El documento lleva las firmas de investigadores, profesores y representantes de instituciones estatales de América Latina, África, América del Norte, Asia y Europa. Está previsto que sea publicado en los próximos días en matutinos de todo el mundo, aunque el texto ya comenzó a circular por Internet. Se trata de un llamado a dar un mayor protagonismo a aquellos espacios que pueden ayudar a construir un nuevo orden económico, con reglas distintas a las del modelo actual que privilegia la especulación financiera en detrimento del trabajo y la producción.
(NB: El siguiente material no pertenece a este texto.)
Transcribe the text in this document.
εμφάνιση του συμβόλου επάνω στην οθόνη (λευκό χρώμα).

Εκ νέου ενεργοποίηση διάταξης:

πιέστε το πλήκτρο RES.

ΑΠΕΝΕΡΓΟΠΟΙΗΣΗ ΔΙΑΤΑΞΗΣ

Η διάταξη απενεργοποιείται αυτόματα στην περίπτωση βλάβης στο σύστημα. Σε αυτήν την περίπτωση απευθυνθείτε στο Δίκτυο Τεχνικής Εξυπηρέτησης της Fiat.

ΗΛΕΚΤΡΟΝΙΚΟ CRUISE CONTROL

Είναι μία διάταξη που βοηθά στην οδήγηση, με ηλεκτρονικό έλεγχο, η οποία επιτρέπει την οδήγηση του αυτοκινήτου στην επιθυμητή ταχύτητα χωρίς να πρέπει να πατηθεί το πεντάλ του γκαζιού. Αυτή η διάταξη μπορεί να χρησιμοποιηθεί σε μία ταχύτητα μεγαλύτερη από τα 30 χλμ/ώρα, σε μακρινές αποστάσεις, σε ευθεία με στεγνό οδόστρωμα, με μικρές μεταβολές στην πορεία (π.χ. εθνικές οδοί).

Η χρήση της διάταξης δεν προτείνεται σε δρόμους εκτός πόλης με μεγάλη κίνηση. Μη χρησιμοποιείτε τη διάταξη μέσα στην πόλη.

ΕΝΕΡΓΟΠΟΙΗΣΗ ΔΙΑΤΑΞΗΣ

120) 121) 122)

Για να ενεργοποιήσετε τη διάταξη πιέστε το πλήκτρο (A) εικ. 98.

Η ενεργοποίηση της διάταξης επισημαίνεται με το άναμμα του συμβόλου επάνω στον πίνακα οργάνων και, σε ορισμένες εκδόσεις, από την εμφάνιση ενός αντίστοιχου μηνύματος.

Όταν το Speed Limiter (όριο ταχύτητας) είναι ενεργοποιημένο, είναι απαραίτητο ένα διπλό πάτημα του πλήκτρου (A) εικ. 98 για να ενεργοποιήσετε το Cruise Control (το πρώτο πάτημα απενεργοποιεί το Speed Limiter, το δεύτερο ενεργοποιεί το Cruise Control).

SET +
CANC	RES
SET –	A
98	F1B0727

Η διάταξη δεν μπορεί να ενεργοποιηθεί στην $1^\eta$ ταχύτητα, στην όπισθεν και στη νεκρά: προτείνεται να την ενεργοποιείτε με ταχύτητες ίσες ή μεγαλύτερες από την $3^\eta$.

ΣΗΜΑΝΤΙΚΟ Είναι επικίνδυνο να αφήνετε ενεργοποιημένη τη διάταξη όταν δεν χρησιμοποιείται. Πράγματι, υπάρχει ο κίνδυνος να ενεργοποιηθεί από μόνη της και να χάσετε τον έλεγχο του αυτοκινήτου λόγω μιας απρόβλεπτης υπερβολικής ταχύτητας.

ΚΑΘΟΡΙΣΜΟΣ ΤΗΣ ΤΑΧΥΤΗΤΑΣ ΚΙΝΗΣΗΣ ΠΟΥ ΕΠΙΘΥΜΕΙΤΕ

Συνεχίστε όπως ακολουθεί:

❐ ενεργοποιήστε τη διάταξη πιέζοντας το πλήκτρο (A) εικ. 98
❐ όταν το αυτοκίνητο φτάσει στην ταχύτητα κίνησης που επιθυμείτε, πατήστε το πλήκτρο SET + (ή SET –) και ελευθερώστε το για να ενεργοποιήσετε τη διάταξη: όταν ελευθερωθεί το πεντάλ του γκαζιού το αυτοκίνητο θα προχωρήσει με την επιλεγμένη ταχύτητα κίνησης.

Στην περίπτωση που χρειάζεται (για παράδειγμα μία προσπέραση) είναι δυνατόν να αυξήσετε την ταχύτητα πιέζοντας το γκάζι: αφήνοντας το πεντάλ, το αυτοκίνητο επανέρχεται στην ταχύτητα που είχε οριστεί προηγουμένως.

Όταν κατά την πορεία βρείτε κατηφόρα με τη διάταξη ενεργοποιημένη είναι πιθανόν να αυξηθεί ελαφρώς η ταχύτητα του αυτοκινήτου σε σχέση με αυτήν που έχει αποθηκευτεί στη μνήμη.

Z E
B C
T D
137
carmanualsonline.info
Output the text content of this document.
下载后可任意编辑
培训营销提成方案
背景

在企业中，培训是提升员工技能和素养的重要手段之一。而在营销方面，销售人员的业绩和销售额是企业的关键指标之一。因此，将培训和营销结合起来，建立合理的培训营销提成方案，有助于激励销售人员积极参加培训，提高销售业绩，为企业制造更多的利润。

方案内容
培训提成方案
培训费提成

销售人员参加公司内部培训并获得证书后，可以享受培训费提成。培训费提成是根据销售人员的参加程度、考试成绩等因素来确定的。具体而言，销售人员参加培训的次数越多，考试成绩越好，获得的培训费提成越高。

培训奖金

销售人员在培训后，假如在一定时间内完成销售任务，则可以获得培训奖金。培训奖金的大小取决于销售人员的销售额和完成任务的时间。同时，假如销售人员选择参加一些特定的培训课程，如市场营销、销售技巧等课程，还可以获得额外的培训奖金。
En ese sentido, se destaca el rol de los actores de la llamada economía solidaria (asociaciones civiles, cooperativas, mutuales, entre otros), donde se valora la participación democrática, la solidaridad, el cuidado del medio ambiente y el trabajo colaborativo en sus diversas modalidades. “Es una economía que necesitamos para el mañana, en un momento en que el agotamiento del sistema dominante se vuelve más evidente”, señala el manifiesto que, en otro párrafo, advierte sobre el grave problema del aumento de la desigualdad y el impacto negativo del avance desmedido sobre los recursos naturales en todo el planeta.
Esta postura se agrega a otras voces, como la del economista estadounidense Joseph Stiglitz (Premio Nobel de Economía 2001), que en su libro “El precio de la desigualdad” advierte que los mercados por sí solos no son ni eficientes ni estables y tienden a acumular la riqueza en manos de unos pocos más que a promover la competencia. En esa misma obra, observa que el uno por ciento de la población disfruta de las mejores viviendas, la mejor educación, la mejor asistencia médica y el mejor nivel de vida. Pero, advierte Stiglitz, hay una cosa que el dinero no puede comprar: la comprensión de que el destino de esa minoría privilegiada está ligado con cómo vive el otro 99 por ciento de la población.
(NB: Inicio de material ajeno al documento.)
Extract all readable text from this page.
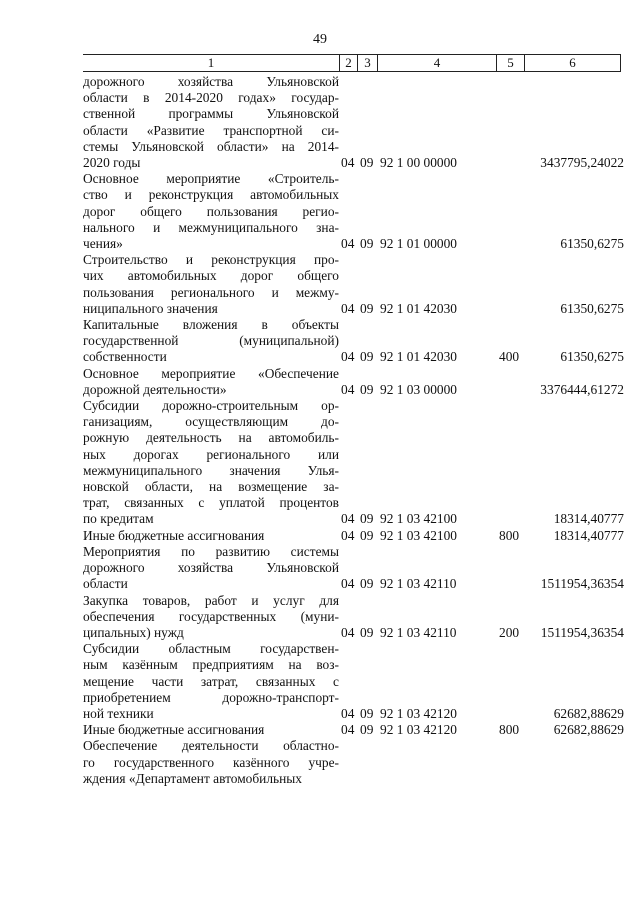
49
1	2 3	4	5	6
дорожного хозяйства Ульяновской
области в 2014-2020 годах» государ-
ственной программы Ульяновской
области «Развитие транспортной си-
стемы Ульяновской области» на 2014-
2020 годы	04 09 92 1 00 00000	3437795,24022
Основное мероприятие «Строитель-
ство и реконструкция автомобильных
дорог общего пользования регио-
нального и межмуниципального зна-
чения»	04 09 92 1 01 00000	61350,6275
Строительство и реконструкция про-
чих автомобильных дорог общего
пользования регионального и межму-
ниципального значения	04 09 92 1 01 42030	61350,6275
Капитальные вложения в объекты
государственной (муниципальной)
собственности	04 09 92 1 01 42030	400	61350,6275
Основное мероприятие «Обеспечение
дорожной деятельности»	04 09 92 1 03 00000	3376444,61272
Субсидии дорожно-строительным ор-
ганизациям, осуществляющим до-
рожную деятельность на автомобиль-
ных дорогах регионального или
межмуниципального значения Улья-
новской области, на возмещение за-
трат, связанных с уплатой процентов
по кредитам	04 09 92 1 03 42100	18314,40777
Иные бюджетные ассигнования	04 09 92 1 03 42100	800	18314,40777
Мероприятия по развитию системы
дорожного хозяйства Ульяновской
области	04 09 92 1 03 42110	1511954,36354
Закупка товаров, работ и услуг для
обеспечения государственных (муни-
ципальных) нужд	04 09 92 1 03 42110	200	1511954,36354
Субсидии областным государствен-
ным казённым предприятиям на воз-
мещение части затрат, связанных с
приобретением дорожно-транспорт-
ной техники	04 09 92 1 03 42120	62682,88629
Иные бюджетные ассигнования	04 09 92 1 03 42120	800	62682,88629
Обеспечение деятельности областно-
го государственного казённого учре-
ждения «Департамент автомобильных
Por su parte, el economista serbio Branko Milanovic, autor del libro “Desigualdad mundial. Un nuevo enfoque para la era de la globalización”, sostiene que la desigualdad se ha convertido en uno de los principales problemas a resolver en este siglo y plantea que el fenómeno de la concentración de la riqueza en muy pocas manos terminará siendo una amenaza para las democracias, ya que lo que se puede comprobar en los países con altos niveles de desigualdad es que la concentración del ingreso refuerza el poder político de los que más tienen, y eso hace que se reduzca notablemente la probabilidad de que se generen cambios en política tributaria, en el financiamiento de la educación pública y en el gasto en infraestructura a favor de los sectores más postergados. Un simple ejercicio es suficiente para comprobar que Milanovic no exagera: en nuestro país basta con tomar un lápiz y un papel y anotar los nombres de los economistas que desfilan por los principales medios nacionales. Se podrá comprobar así que, en primer lugar, son siempre los mismos. Segundo, comparten la misma orientación ideológica (argumentan siempre a favor de la posición de los más privilegiados) y por lo tanto no dan lugar a un debate verdaderamente democrático sobre las alternativas para construir una sociedad más justa y equitativa. “Fueron –y siguen siendo– la mejor expresión del poder económico argentino”, sostiene el politólogo y periodista José Natanson en el libro “Buenos muchachos - Vida y obra de los economistas el establishment”, en el que repasa la trayectoria de los integrantes de este elenco estable de formadores de opinión que, por lo general, no están de acuerdo con las nuevas voces que proponen alternativas para avanzar hacia una economía sólida y estable que permita resolver los problemas más acuciantes, como la pobreza y las desigualdades extremas. Será saludable escuchar estas nuevas voces, como las del Manifiesto, y realizar un análisis crítico de lo que plantean para ver cuáles son las medidas que pueden ayudar en la construcción de sociedades más justas y solidarias.